Where does this implementation of the Josephus problem fall short? For those who are unfamiliar with the Josephus Problem, the goal is to delete every 3rd entry from a circularly linked list until only one remains. In this example I am deleting every "mth" value.
(define (joseph lst)
(let ((m (+ 1 (random (length lst)))))
(define (joseph-h i xlst mlst)
(cond ((<= (length xlst) 1) xlst)
((null? (cdr mlst))
(joseph-h i xlst xlst))
((= i m)
(joseph-h 1 (delete (car mlst) xlst) (cdr mlst)))
(else
(joseph-h (+ i 1) xlst (cdr mlst)))))
(joseph-h 0 lst lst)))
(joseph (list 1 2 3 4 5 6 7))
(define (delete v lst)
(cond ((= v (car lst))
(cdr lst))
(else
(cons (car lst) (delete v (cdr lst))))))
I always end up with the last number of the list as the answer. I know that this is not right.
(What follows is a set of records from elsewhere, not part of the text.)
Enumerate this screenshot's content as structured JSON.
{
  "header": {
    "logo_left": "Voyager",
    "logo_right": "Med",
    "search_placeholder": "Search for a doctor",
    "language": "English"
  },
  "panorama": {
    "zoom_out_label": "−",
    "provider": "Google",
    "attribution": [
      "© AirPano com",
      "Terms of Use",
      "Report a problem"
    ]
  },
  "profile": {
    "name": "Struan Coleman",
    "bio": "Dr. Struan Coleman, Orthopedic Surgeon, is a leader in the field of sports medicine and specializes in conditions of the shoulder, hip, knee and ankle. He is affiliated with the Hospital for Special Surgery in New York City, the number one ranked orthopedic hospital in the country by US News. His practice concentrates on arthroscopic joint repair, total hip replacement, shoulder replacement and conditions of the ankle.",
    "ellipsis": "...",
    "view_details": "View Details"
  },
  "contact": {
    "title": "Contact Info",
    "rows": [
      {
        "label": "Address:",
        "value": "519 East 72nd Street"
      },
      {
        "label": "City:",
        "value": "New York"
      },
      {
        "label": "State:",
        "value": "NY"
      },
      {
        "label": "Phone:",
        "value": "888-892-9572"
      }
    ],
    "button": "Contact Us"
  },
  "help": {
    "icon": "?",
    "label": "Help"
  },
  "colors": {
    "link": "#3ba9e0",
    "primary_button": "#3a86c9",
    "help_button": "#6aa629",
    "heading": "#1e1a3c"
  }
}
You're taking the algorithm too literally, by creating a list and deleting elements ("killing" people) from it. A simpler solution would be to use arithmetic operations to model the problem, here's a possible implementation, adapted from my own previous answer:
(define (joseph n k)
(let loop ([i 1]
[acc 0])
(if (> i n)
(add1 acc)
(loop (add1 i)
(modulo (+ acc k) i)))))
For example, to see which position survives in the list '(1 2 3 4 5 6 7) after killing every third person, do this:
(joseph 7 3)
=> 4
Wikipedia provides an interesting discussion regarding the possible solutions for this problem, my solution adapts the simple python function shown, after converting it to tail recursion.